Viewing CVEs For Your Active Guix Profile And System

Someone in #guix IRC gave me this helpful command for listing CVEs for your active Guix profile and system:

guix lint -c cve $(guix package -p ~/.guix-profile -p /run/current-system/profile -I | cut -f1)

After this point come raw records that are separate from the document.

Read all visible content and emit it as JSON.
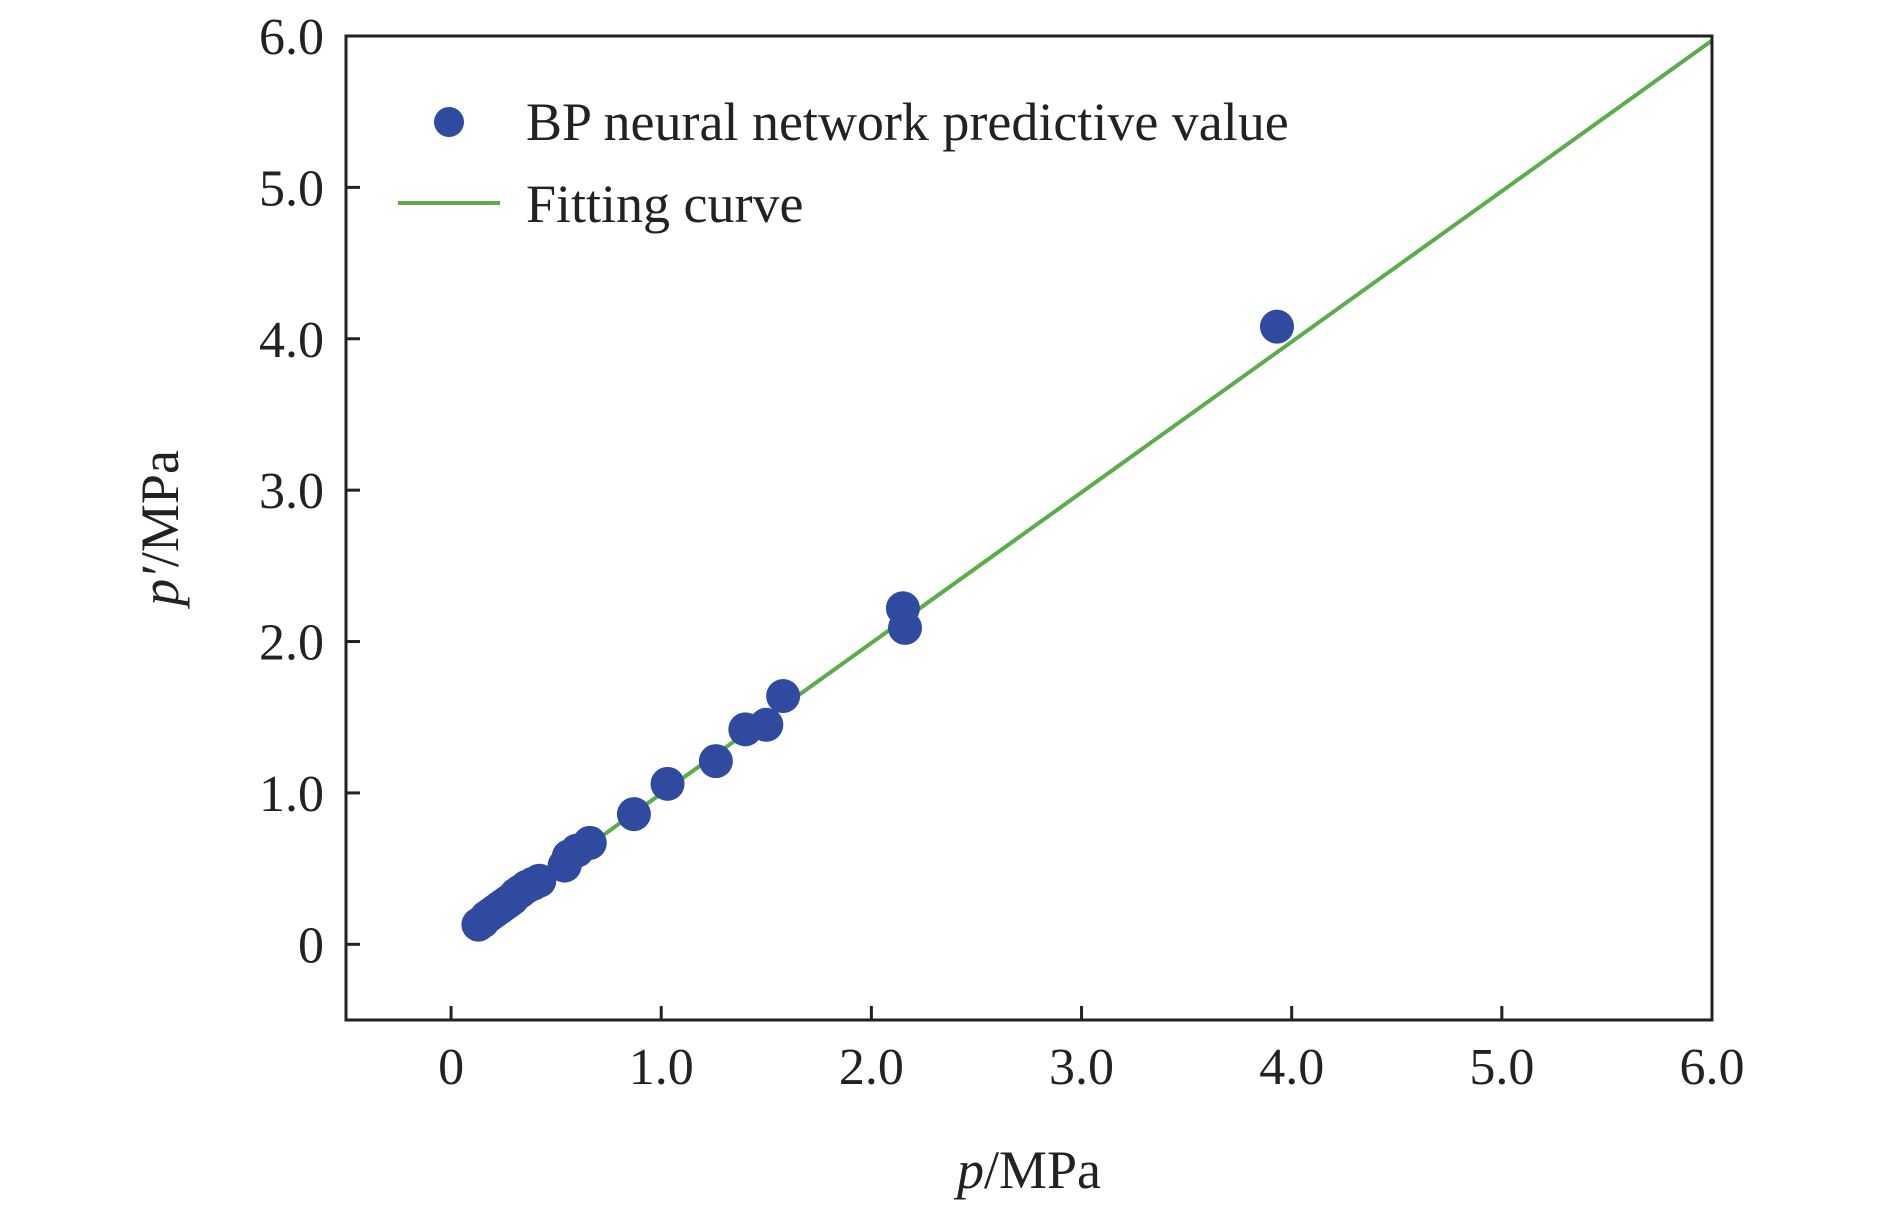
{
  "chart_data": {
    "type": "scatter",
    "title": "",
    "xlabel": {
      "var": "p",
      "unit": "/MPa"
    },
    "ylabel": {
      "var": "p′",
      "unit": "/MPa"
    },
    "xlim": [
      -0.5,
      6.0
    ],
    "ylim": [
      -0.5,
      6.0
    ],
    "xticks": [
      {
        "value": 0,
        "label": "0"
      },
      {
        "value": 1,
        "label": "1.0"
      },
      {
        "value": 2,
        "label": "2.0"
      },
      {
        "value": 3,
        "label": "3.0"
      },
      {
        "value": 4,
        "label": "4.0"
      },
      {
        "value": 5,
        "label": "5.0"
      },
      {
        "value": 6,
        "label": "6.0"
      }
    ],
    "yticks": [
      {
        "value": 0,
        "label": "0"
      },
      {
        "value": 1,
        "label": "1.0"
      },
      {
        "value": 2,
        "label": "2.0"
      },
      {
        "value": 3,
        "label": "3.0"
      },
      {
        "value": 4,
        "label": "4.0"
      },
      {
        "value": 5,
        "label": "5.0"
      },
      {
        "value": 6,
        "label": "6.0"
      }
    ],
    "grid": false,
    "legend_position": "top-left",
    "series": [
      {
        "name": "BP neural network predictive value",
        "kind": "scatter",
        "color": "#2f4a9e",
        "points": [
          [
            0.13,
            0.13
          ],
          [
            0.15,
            0.15
          ],
          [
            0.17,
            0.18
          ],
          [
            0.19,
            0.2
          ],
          [
            0.21,
            0.22
          ],
          [
            0.23,
            0.24
          ],
          [
            0.25,
            0.26
          ],
          [
            0.27,
            0.28
          ],
          [
            0.29,
            0.3
          ],
          [
            0.31,
            0.33
          ],
          [
            0.33,
            0.35
          ],
          [
            0.36,
            0.38
          ],
          [
            0.39,
            0.4
          ],
          [
            0.42,
            0.42
          ],
          [
            0.54,
            0.52
          ],
          [
            0.56,
            0.58
          ],
          [
            0.6,
            0.62
          ],
          [
            0.66,
            0.67
          ],
          [
            0.87,
            0.86
          ],
          [
            1.03,
            1.06
          ],
          [
            1.26,
            1.21
          ],
          [
            1.4,
            1.42
          ],
          [
            1.5,
            1.45
          ],
          [
            1.58,
            1.64
          ],
          [
            2.15,
            2.22
          ],
          [
            2.16,
            2.09
          ],
          [
            3.93,
            4.08
          ]
        ]
      },
      {
        "name": "Fitting curve",
        "kind": "line",
        "color": "#5aad4a",
        "points": [
          [
            0.13,
            0.13
          ],
          [
            6.0,
            5.97
          ]
        ]
      }
    ]
  }
}
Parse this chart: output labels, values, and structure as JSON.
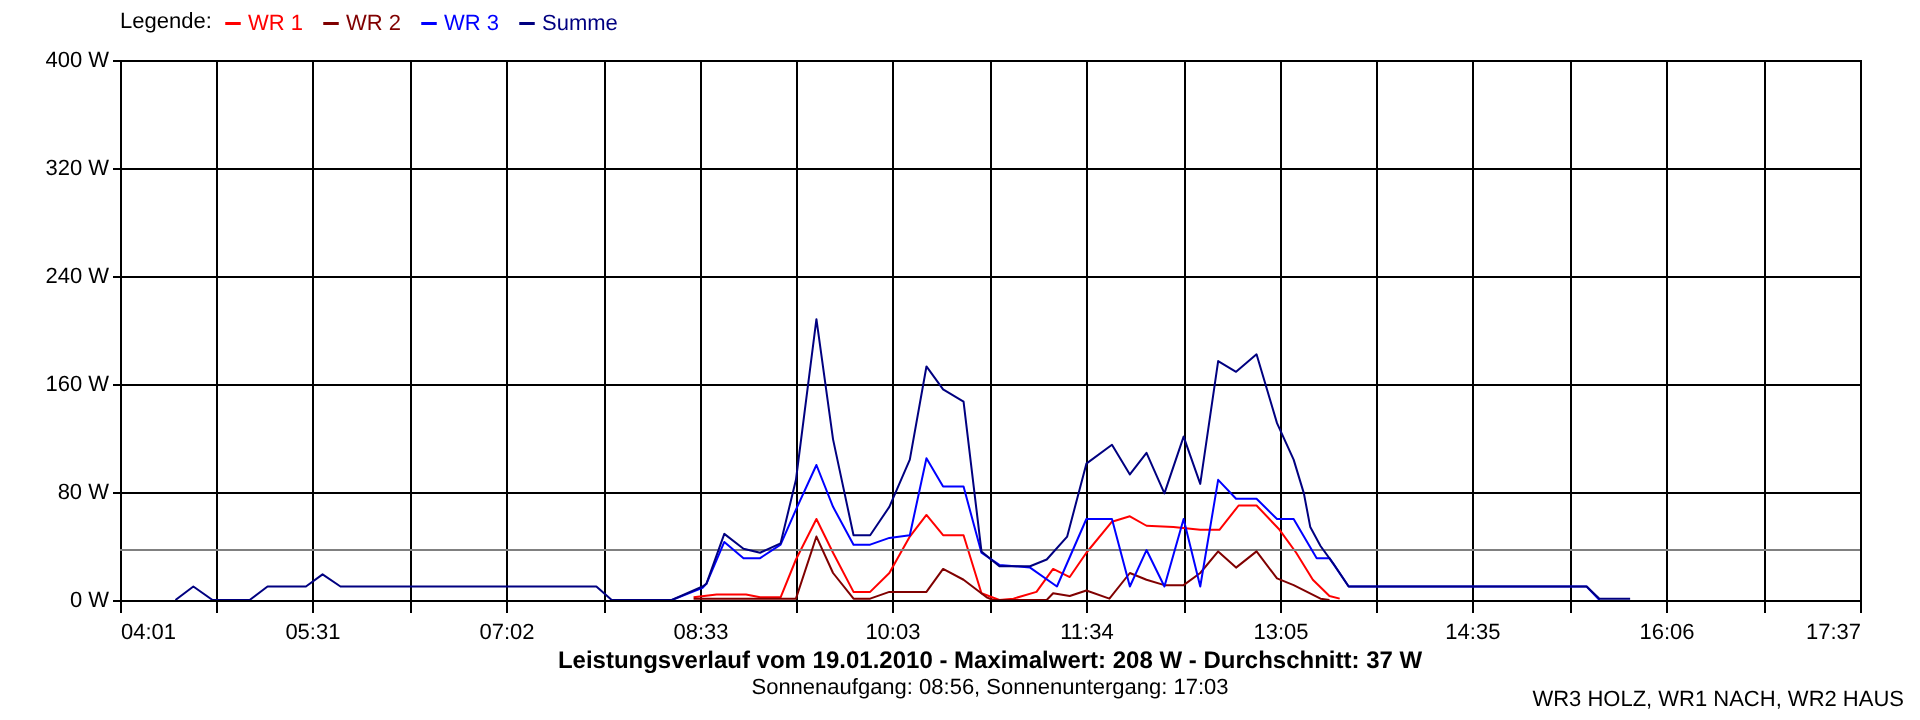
{
  "chart_data": {
    "type": "line",
    "title": "Leistungsverlauf vom 19.01.2010 - Maximalwert: 208 W - Durchschnitt: 37 W",
    "subtitle": "Sonnenaufgang: 08:56, Sonnenuntergang: 17:03",
    "annotations": [
      "WR3 HOLZ, WR1 NACH, WR2 HAUS"
    ],
    "legend_title": "Legende:",
    "legend": "top left",
    "grid": true,
    "xlim": [
      4.0167,
      17.6167
    ],
    "xticks": [
      {
        "value": 4.0167,
        "label": "04:01"
      },
      {
        "value": 4.7722,
        "label": null
      },
      {
        "value": 5.5167,
        "label": "05:31"
      },
      {
        "value": 6.2833,
        "label": null
      },
      {
        "value": 7.0333,
        "label": "07:02"
      },
      {
        "value": 7.7944,
        "label": null
      },
      {
        "value": 8.55,
        "label": "08:33"
      },
      {
        "value": 9.3056,
        "label": null
      },
      {
        "value": 10.05,
        "label": "10:03"
      },
      {
        "value": 10.8167,
        "label": null
      },
      {
        "value": 11.5667,
        "label": "11:34"
      },
      {
        "value": 12.3278,
        "label": null
      },
      {
        "value": 13.0833,
        "label": "13:05"
      },
      {
        "value": 13.8389,
        "label": null
      },
      {
        "value": 14.5833,
        "label": "14:35"
      },
      {
        "value": 15.35,
        "label": null
      },
      {
        "value": 16.1,
        "label": "16:06"
      },
      {
        "value": 16.8611,
        "label": null
      },
      {
        "value": 17.6167,
        "label": "17:37"
      }
    ],
    "ylim": [
      0,
      400
    ],
    "yticks": [
      {
        "value": 0,
        "label": "0 W"
      },
      {
        "value": 80,
        "label": "80 W"
      },
      {
        "value": 160,
        "label": "160 W"
      },
      {
        "value": 240,
        "label": "240 W"
      },
      {
        "value": 320,
        "label": "320 W"
      },
      {
        "value": 400,
        "label": "400 W"
      }
    ],
    "ref_lines": [
      {
        "axis": "y",
        "value": 37,
        "color": "#808080"
      }
    ],
    "series": [
      {
        "name": "WR 1",
        "color": "#ff0000",
        "x": [
          8.5,
          8.68,
          8.91,
          9.02,
          9.18,
          9.3,
          9.46,
          9.59,
          9.75,
          9.88,
          10.03,
          10.19,
          10.32,
          10.45,
          10.61,
          10.75,
          10.89,
          11.0,
          11.18,
          11.31,
          11.44,
          11.57,
          11.77,
          11.91,
          12.04,
          12.25,
          12.46,
          12.61,
          12.76,
          12.9,
          13.08,
          13.21,
          13.34,
          13.47,
          13.55
        ],
        "values": [
          2,
          4,
          4,
          2,
          2,
          30,
          60,
          35,
          6,
          6,
          20,
          47,
          63,
          48,
          48,
          5,
          0,
          1,
          6,
          23,
          17,
          35,
          58,
          62,
          55,
          54,
          52,
          52,
          70,
          70,
          52,
          35,
          15,
          3,
          1
        ]
      },
      {
        "name": "WR 2",
        "color": "#800000",
        "x": [
          8.5,
          9.18,
          9.3,
          9.46,
          9.59,
          9.75,
          9.88,
          10.03,
          10.32,
          10.45,
          10.61,
          10.79,
          10.84,
          11.26,
          11.31,
          11.44,
          11.57,
          11.75,
          11.91,
          12.04,
          12.18,
          12.33,
          12.46,
          12.6,
          12.74,
          12.9,
          13.06,
          13.19,
          13.4,
          13.47
        ],
        "values": [
          1,
          1,
          1,
          47,
          20,
          1,
          1,
          6,
          6,
          23,
          15,
          2,
          0,
          0,
          5,
          3,
          7,
          1,
          20,
          15,
          11,
          11,
          20,
          36,
          24,
          36,
          16,
          11,
          1,
          0
        ]
      },
      {
        "name": "WR 3",
        "color": "#0000ff",
        "x": [
          8.33,
          8.57,
          8.6,
          8.74,
          8.89,
          9.02,
          9.18,
          9.3,
          9.46,
          9.59,
          9.75,
          9.88,
          10.03,
          10.19,
          10.32,
          10.45,
          10.61,
          10.75,
          10.89,
          11.13,
          11.34,
          11.57,
          11.77,
          11.91,
          12.04,
          12.18,
          12.33,
          12.46,
          12.6,
          12.74,
          12.9,
          13.06,
          13.19,
          13.37,
          13.47,
          13.62,
          15.48,
          15.58
        ],
        "values": [
          0,
          9,
          12,
          43,
          31,
          31,
          41,
          67,
          100,
          69,
          41,
          41,
          46,
          48,
          105,
          84,
          84,
          35,
          26,
          24,
          10,
          60,
          60,
          10,
          37,
          10,
          60,
          10,
          89,
          75,
          75,
          60,
          60,
          31,
          31,
          10,
          10,
          0
        ]
      },
      {
        "name": "Summe",
        "color": "#000080",
        "x": [
          4.45,
          4.59,
          4.74,
          5.03,
          5.17,
          5.47,
          5.6,
          5.74,
          7.74,
          7.86,
          8.33,
          8.57,
          8.6,
          8.74,
          8.89,
          9.02,
          9.18,
          9.3,
          9.46,
          9.59,
          9.75,
          9.88,
          10.03,
          10.19,
          10.32,
          10.45,
          10.61,
          10.75,
          10.89,
          11.13,
          11.26,
          11.42,
          11.57,
          11.77,
          11.91,
          12.04,
          12.18,
          12.33,
          12.46,
          12.6,
          12.74,
          12.9,
          13.06,
          13.19,
          13.27,
          13.32,
          13.4,
          13.5,
          13.62,
          15.48,
          15.58,
          15.82
        ],
        "values": [
          0,
          10,
          0,
          0,
          10,
          10,
          19,
          10,
          10,
          0,
          0,
          10,
          12,
          49,
          38,
          35,
          42,
          89,
          208,
          119,
          48,
          48,
          69,
          104,
          173,
          156,
          147,
          36,
          25,
          25,
          30,
          47,
          101,
          115,
          93,
          109,
          79,
          121,
          86,
          177,
          169,
          182,
          131,
          104,
          79,
          54,
          40,
          27,
          10,
          10,
          1,
          1
        ]
      }
    ]
  }
}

Things were a little more complicated for me because I use inferiors, so some installed packages are not in the current guix pull. I had to add some grep calls to exclude those packages from the list:

christopher@theoden ~$ guix lint -c cve $(guix package -p ~/.guix-profile -p /run/current-system/profile -I | grep -v qucs | grep -v linphoneqt | cut -f1)
gnu/packages/admin.scm:1932:2: wpa-supplicant@2.9: probably vulnerable to CVE-2019-16275
gnu/packages/avahi.scm:38:2: avahi@0.8: probably vulnerable to CVE-2021-26720, CVE-2021-3468
gnu/packages/base.scm:180:2: tar@1.32: probably vulnerable to CVE-2021-20193, CVE-2021-32803, CVE-2021-32804
gnu/packages/base.scm:238:2: patch@2.7.6: probably vulnerable to CVE-2019-13636, CVE-2019-13638, CVE-2019-20633, CVE-2018-1000156, CVE-2018-20969, CVE-2018-6951, CVE-2018-6952
gnu/packages/admin.scm:803:2: shadow@4.8.1: probably vulnerable to CVE-2019-19882
gnu/packages/wget.scm:46:2: wget@1.20.3: probably vulnerable to CVE-2021-31879
gnu/packages/databases.scm:1289:2: recutils@1.8: probably vulnerable to CVE-2019-11637, CVE-2019-11638, CVE-2019-11639, CVE-2019-11640, CVE-2019-6455, CVE-2019-6456, CVE-2019-6457, CVE-2019-6458, CVE-2019-6459, CVE-2019-6460
gnu/packages/gnome.scm:10753:2: evolution@3.34.2: probably vulnerable to CVE-2021-3349
gnu/packages/dns.scm:318:2: bind@9.16.16: probably vulnerable to CVE-2019-6470
gnu/packages/compression.scm:1692:2: zip@3.0: probably vulnerable to CVE-2018-13410
gnu/packages/compression.scm:1796:2: unzip@6.0: probably vulnerable to CVE-2019-13232
gnu/packages/rsync.scm:73:2: rsync@3.2.3: probably vulnerable to CVE-2020-14387
gnu/packages/virtualization.scm:144:2: qemu@6.0.0: probably vulnerable to CVE-2021-20255, CVE-2021-3507, CVE-2021-3527, CVE-2021-3544, CVE-2021-3545, CVE-2021-3546, CVE-2021-3682, CVE-2020-35503
gnu/packages/python.scm:108:2: python2@2.7.17: probably vulnerable to CVE-2021-23336, CVE-2021-3426, CVE-2020-8492, CVE-2019-18348, CVE-2019-20907, CVE-2019-9674
gnu/packages/python.scm:366:2: python@3.8.2: probably vulnerable to CVE-2021-23336, CVE-2021-29921, CVE-2021-3426, CVE-2020-14422, CVE-2020-27619, CVE-2019-18348
gnu/packages/tls.scm:495:2: openssl@1.1.1l: probably vulnerable to CVE-2018-16395

Most of these are Medium level CVEs. It looks like a lot of vulnerabilities, but things are not so clear when you start actually reading the CVEs. Many of them have notes similar to "this CVE has been modified and is awaiting re-analysis" or "it is highly unlikely that this vulnerability would ever be exposed in any real use of the application" or "third parties dispute the significance of this issue". The CVE shown attached to openssl, at a quick glance, appears to be more of a vulnerability in the Ruby module that uses openssl.

Comments

Alaskalinuxuser, 2021-09-02

Yes, I find one must carefully read the CVEs before blindly taking action when I work with Android kernels.